# Plywood Q:



## VillageSniper (Jan 22, 2013)

I have some 7/16", 5 ply plywood scrap leftover from a job and wonder if it would be suitable for small slingshots powered by Tex light tubing. I know some pfs frames are even thinner, but they may also be made from the multiplex. The plywood in question is extraordinarily smooth and free of knots and voids. It was purchased from a local builder's supply and is some of the finest, whitest and smoothest that I have seen outside of cabinet grade or multiplex. I am thinking of making a couple small shooters with light tubing and assume that it would suffice for light target shooters.

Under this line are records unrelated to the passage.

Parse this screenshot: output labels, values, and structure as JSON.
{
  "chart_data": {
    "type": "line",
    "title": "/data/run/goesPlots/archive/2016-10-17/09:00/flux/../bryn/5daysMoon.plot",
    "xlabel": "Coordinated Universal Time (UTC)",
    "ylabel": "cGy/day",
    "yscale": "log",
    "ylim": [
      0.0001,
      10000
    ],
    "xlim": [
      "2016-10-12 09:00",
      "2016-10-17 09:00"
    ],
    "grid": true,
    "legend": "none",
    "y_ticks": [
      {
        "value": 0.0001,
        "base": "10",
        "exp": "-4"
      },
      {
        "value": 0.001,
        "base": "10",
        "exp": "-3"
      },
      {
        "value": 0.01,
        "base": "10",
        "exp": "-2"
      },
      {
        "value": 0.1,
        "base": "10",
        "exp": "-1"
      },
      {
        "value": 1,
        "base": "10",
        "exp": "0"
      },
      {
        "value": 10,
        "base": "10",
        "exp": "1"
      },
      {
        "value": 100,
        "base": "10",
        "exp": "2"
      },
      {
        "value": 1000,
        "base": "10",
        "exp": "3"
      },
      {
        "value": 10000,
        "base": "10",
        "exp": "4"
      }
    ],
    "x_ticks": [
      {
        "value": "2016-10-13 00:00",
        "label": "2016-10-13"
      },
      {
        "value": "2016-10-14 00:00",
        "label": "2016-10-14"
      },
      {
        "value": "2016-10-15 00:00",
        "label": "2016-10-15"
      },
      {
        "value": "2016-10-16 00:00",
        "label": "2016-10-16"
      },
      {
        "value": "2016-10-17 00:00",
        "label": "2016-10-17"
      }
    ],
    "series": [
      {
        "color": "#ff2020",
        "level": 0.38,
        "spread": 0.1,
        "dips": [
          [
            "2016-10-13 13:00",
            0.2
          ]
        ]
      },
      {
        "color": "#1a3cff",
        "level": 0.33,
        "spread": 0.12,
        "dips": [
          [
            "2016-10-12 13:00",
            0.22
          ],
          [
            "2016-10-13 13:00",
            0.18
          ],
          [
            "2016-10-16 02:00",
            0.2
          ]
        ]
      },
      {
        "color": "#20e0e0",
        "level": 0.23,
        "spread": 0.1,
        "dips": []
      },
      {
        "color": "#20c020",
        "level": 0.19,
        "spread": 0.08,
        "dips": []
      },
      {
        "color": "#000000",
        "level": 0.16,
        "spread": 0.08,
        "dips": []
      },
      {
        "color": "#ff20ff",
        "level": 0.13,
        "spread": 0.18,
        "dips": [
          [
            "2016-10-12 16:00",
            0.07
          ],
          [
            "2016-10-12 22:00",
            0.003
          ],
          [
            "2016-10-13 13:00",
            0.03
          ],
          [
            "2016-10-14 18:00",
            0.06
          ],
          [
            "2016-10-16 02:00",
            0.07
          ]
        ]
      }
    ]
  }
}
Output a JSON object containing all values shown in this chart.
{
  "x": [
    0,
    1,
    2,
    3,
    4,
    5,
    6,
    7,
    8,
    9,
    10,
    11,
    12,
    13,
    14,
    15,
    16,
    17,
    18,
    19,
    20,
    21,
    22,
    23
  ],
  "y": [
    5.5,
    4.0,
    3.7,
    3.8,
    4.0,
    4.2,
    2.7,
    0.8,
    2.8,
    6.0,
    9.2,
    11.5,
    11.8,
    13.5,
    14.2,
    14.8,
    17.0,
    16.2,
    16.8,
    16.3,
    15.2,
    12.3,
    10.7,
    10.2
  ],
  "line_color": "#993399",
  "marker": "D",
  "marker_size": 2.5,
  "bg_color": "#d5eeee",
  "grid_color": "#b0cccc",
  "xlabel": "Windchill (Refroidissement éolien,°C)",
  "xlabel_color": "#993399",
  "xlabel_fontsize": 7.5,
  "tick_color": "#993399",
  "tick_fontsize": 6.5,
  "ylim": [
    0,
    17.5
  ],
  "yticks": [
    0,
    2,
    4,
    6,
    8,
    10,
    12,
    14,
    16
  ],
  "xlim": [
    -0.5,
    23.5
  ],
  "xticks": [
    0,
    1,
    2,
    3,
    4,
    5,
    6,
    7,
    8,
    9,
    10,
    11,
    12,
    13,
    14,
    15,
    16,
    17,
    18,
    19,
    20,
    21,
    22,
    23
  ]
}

Any advice would be much appreciated.

Thanks for your time,

VS


----------



## Henry the Hermit (Jun 2, 2010)

VillageSniper said:


> I have some 7/16", 5 ply plywood scrap leftover from a job and wonder if it would be suitable for small slingshots powered by Tex light tubing. I know some pfs frames are even thinner, but they may also be made from the multiplex. The plywood in question is extraordinarily smooth and free of knots and voids. It was purchased from a local builder's supply and is some of the finest, whitest and smoothest that I have seen outside of cabinet grade or multiplex. I am thinking of making a couple small shooters with light tubing and assume that it would suffice for light target shooters.
> 
> Any advice would be much appreciated.
> 
> ...


I have made small slingshots from 1/4 inch plywood with no problems. 7/16 inch should be plenty strong enough.


----------



## VillageSniper (Jan 22, 2013)

Thanks Henry,

I assumued it was strong enough for light tubes. Once it warms up enough for a woods walk, I am going to get some natural forks and make some ring shooters. Your work has inspired me to try em out.


----------



## bigron (Nov 29, 2012)

should be strong enough for any rubber


----------



## Nicholson (Sep 25, 2012)

I had the same question about some thicker plywood, thanks guys


----------



## bullseyeben! (Apr 24, 2011)

Some cheaper or less expensive ply can be riddled with voids, and these can be central and hard to detect especially in the lower forks, but usually its ok, just be cautious...


----------



## SlingDaddy (Sep 24, 2012)

It's only 5 ply as well - higher quality ply has more layers. I'd say you'll likely be fine, but watch out for any delamination.


----------



## Nicholson (Sep 25, 2012)

can the void be filled with something like superglue if there is not much of a void in the layers. I'm new to board cuts. It seems like I didn't pay much for the oak plywood sheet so it's most likely "not the best"


----------



## bullseyeben! (Apr 24, 2011)

If there is a.void in the ply that may cause a problem,.the chances are you wont see it until too late,....that's the problem... 
If you have enough to spare, get a few off cuts or smaller un usable pieces, and cut into.them to see how solid the construction of the ply is... chances are that you will be ok, but patience practice and cautuon save eyes...


----------



## treefork (Feb 1, 2010)

:thumbsup: Go for it


----------



## Nicholson (Sep 25, 2012)

it is a 5/8" plywood board and I cut out a fork and i could see some pinhole voids in the ply, like 1/16" maybe 1/8" . How can I tell when to trash a fork or can I just inspect the slingshot before and after a session. to make sure it's holding up. I love my eyes, but I'm also a poker player so I'll take a gamble once in a while


----------



## Henry the Hermit (Jun 2, 2010)

Nicholson said:


> it is a 5/8" plywood board and I cut out a fork and i could see some pinhole voids in the ply, like 1/16" maybe 1/8" . How can I tell when to trash a fork or can I just inspect the slingshot before and after a session. to make sure it's holding up. I love my eyes, but I'm also a poker player so I'll take a gamble once in a while


I can't find good quality plywood. Most of my small forks have voids. I fill them with plastic wood. If there are visible voids in the forks, I trash them. I pull test each to 50 pounds pull on each fork. 550 paracord and a digital fish scale work well for this test. I figure if it can withstand 50 lbs on each fork, it will most likely hold up to the 10~15 pound bands I use. I've never had a plywood fork break.


----------



## Nicholson (Sep 25, 2012)

Thanks! Henry, That sounds very legitamate. gotta find a fish scale


----------



## Adirondack Kyle (Aug 20, 2012)

You should be fine!!, especially if its a smaller slingshot. Keep us posted!


----------